Un détail intéressant à propos de la méthodologie de Brain Songs : après chaque performance, Rocher écoute l’enregistrement et prend des notes sur sa propre perception de son état de flux en continue, ainsi que de sa perception subjective du temps. Jusqu'à présent, Dr. Farrugia et Mr. Rocher ont effectué 6 répétitions au cours desquelles ils ont discuté en détail de la conception du projet. Cette conférence était leur troisième spectacle en direct devant un public (les deux premiers ont eu lieu à Brest, en France).



La prochaine étape

Pour le Dr Farrugia et Mr. Rocher, les prochaines étapes consistent à aborder la complexité de l’auto-évaluation de l’état de flux et à déterminer sa relation avec l’enregistrement EEG. Un autre défi de taille consiste à explorer la possibilité de prédire les états à l'aide d'oscillations cérébrales. Enfin, le scientifique et le musicien cherchent à identifier et distinguer les états d'improvisation à l'aide de l'EEG et des évaluations post-expérimentales.


Le projet présente, certes, de nombreux défis dû à la complexité du processus d’improvisation. Ainsi, il est important que les musiciens et les neuroscientifiques puissent interroger et mettre en pratique la science de l'art de manière dynamique, à la fois transdisciplinaire et interdisciplinaire, afin de repousser les limites existantes.

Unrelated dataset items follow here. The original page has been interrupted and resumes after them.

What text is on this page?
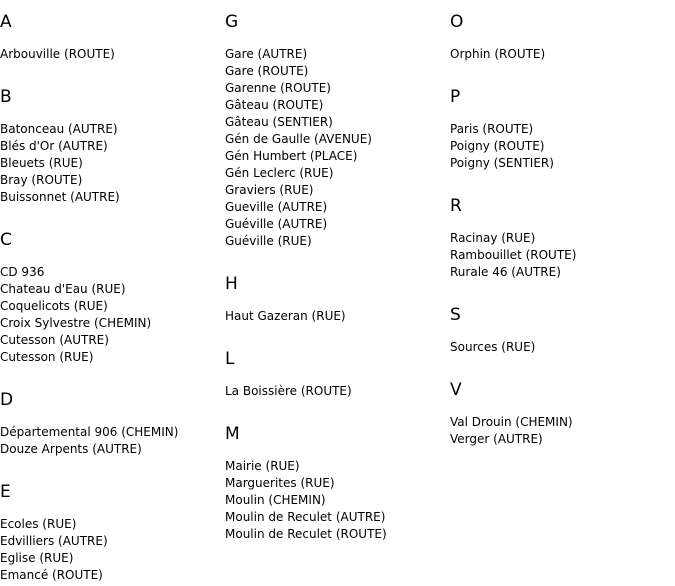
A
Arbouville (ROUTE)
B
Batonceau (AUTRE)
Blés d'Or (AUTRE)
Bleuets (RUE)
Bray (ROUTE)
Buissonnet (AUTRE)
C
CD 936
Chateau d'Eau (RUE)
Coquelicots (RUE)
Croix Sylvestre (CHEMIN)
Cutesson (AUTRE)
Cutesson (RUE)
D
Départemental 906 (CHEMIN)
Douze Arpents (AUTRE)
E
Ecoles (RUE)
Edvilliers (AUTRE)
Eglise (RUE)
Emancé (ROUTE)
G
Gare (AUTRE)
Gare (ROUTE)
Garenne (ROUTE)
Gâteau (ROUTE)
Gâteau (SENTIER)
Gén de Gaulle (AVENUE)
Gén Humbert (PLACE)
Gén Leclerc (RUE)
Graviers (RUE)
Gueville (AUTRE)
Guéville (AUTRE)
Guéville (RUE)
H
Haut Gazeran (RUE)
L
La Boissière (ROUTE)
M
Mairie (RUE)
Marguerites (RUE)
Moulin (CHEMIN)
Moulin de Reculet (AUTRE)
Moulin de Reculet (ROUTE)
O
Orphin (ROUTE)
P
Paris (ROUTE)
Poigny (ROUTE)
Poigny (SENTIER)
R
Racinay (RUE)
Rambouillet (ROUTE)
Rurale 46 (AUTRE)
S
Sources (RUE)
V
Val Drouin (CHEMIN)
Verger (AUTRE)
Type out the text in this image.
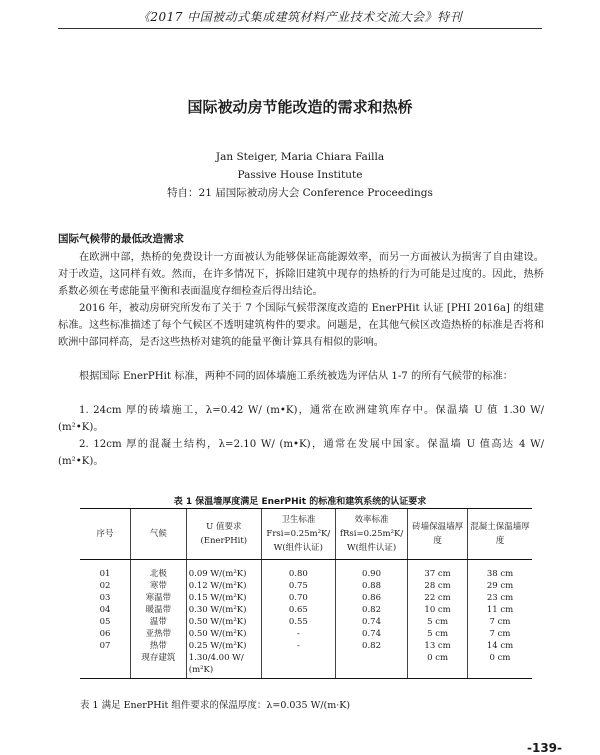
《2017 中国被动式集成建筑材料产业技术交流大会》特刊
国际被动房节能改造的需求和热桥
Jan Steiger, Maria Chiara Failla
Passive House Institute
特自：21 届国际被动房大会 Conference Proceedings
国际气候带的最低改造需求

在欧洲中部，热桥的免费设计一方面被认为能够保证高能源效率，而另一方面被认为损害了自由建设。对于改造，这同样有效。然而，在许多情况下，拆除旧建筑中现存的热桥的行为可能是过度的。因此，热桥系数必须在考虑能量平衡和表面温度存细检查后得出结论。

2016 年，被动房研究所发布了关于 7 个国际气候带深度改造的 EnerPHit 认证 [PHI 2016a] 的组建标准。这些标准描述了每个气候区不透明建筑构件的要求。问题是，在其他气候区改造热桥的标准是否将和欧洲中部同样高，是否这些热桥对建筑的能量平衡计算具有相似的影响。

根据国际 EnerPHit 标准，两种不同的固体墙施工系统被选为评估从 1-7 的所有气候带的标准：

1. 24cm 厚的砖墙施工，λ=0.42 W/ (m•K)，通常在欧洲建筑库存中。保温墙 U 值 1.30 W/ (m²•K)。

2. 12cm 厚的混凝土结构，λ=2.10 W/ (m•K)，通常在发展中国家。保温墙 U 值高达 4 W/ (m²•K)。

表 1 保温墙厚度满足 EnerPHit 的标准和建筑系统的认证要求
序号	气候	U 值要求 (EnerPHit)	卫生标准 Frsi=0.25m²K/ W(组件认证)	效率标准 fRsi=0.25m²K/ W(组件认证)	砖墙保温墙厚度	混凝土保温墙厚度
01	北极	0.09 W/(m²K)	0.80	0.90	37 cm	38 cm
02	寒带	0.12 W/(m²K)	0.75	0.88	28 cm	29 cm
03	寒温带	0.15 W/(m²K)	0.70	0.86	22 cm	23 cm
04	暖温带	0.30 W/(m²K)	0.65	0.82	10 cm	11 cm
05	温带	0.50 W/(m²K)	0.55	0.74	5 cm	7 cm
06	亚热带	0.50 W/(m²K)	-	0.74	5 cm	7 cm
07	热带	0.25 W/(m²K)	-	0.82	13 cm	14 cm
	现存建筑	1.30/4.00 W/ (m²K)			0 cm	0 cm
表 1 满足 EnerPHit 组件要求的保温厚度：λ=0.035 W/(m·K)
-139-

Plus d'informations sur le Dr Farrugia

Depuis 2016, il est professeur associé à l'IMT Atlantique, au sein d'une équipe transdisciplinaire combinant des méthodes de neuroscience, de Deep Learning et de traitement de signaux graphiques. Ainsi, la recherche du Dr Farrugia est transdisciplinaire, à l’intersection entre l’intelligence artificielle et les neurosciences cognitives. Après avoir obtenu son doctorat en génie électrique, il s’est lancé dans le domaine des neurosciences cognitives en tant que chercheur postdoctoral, en se concentrant sur les neurosciences de la musique. Il a étudié l’effet du rythme sur la réadaptation dans la maladie de Parkinson, ainsi que sur la perception du temps, les performance en percussion et les images musicales involontaires ou Brain Worms! Oui, ces airs qui nous restent dans la tête… des scientifiques comme le Dr. Farrugia ont fourni la base pour comprendre leurs parcours neurologiques.



L'Ensemble Nautilis

Ensemble Nautilis est dirigé par Christophe Rocher. Ce groupe de musiciens internationaux collaboratif s’engage dans différents projets. Brain Songs avec le Dr. Farrugia n’est qu’un de ces projets.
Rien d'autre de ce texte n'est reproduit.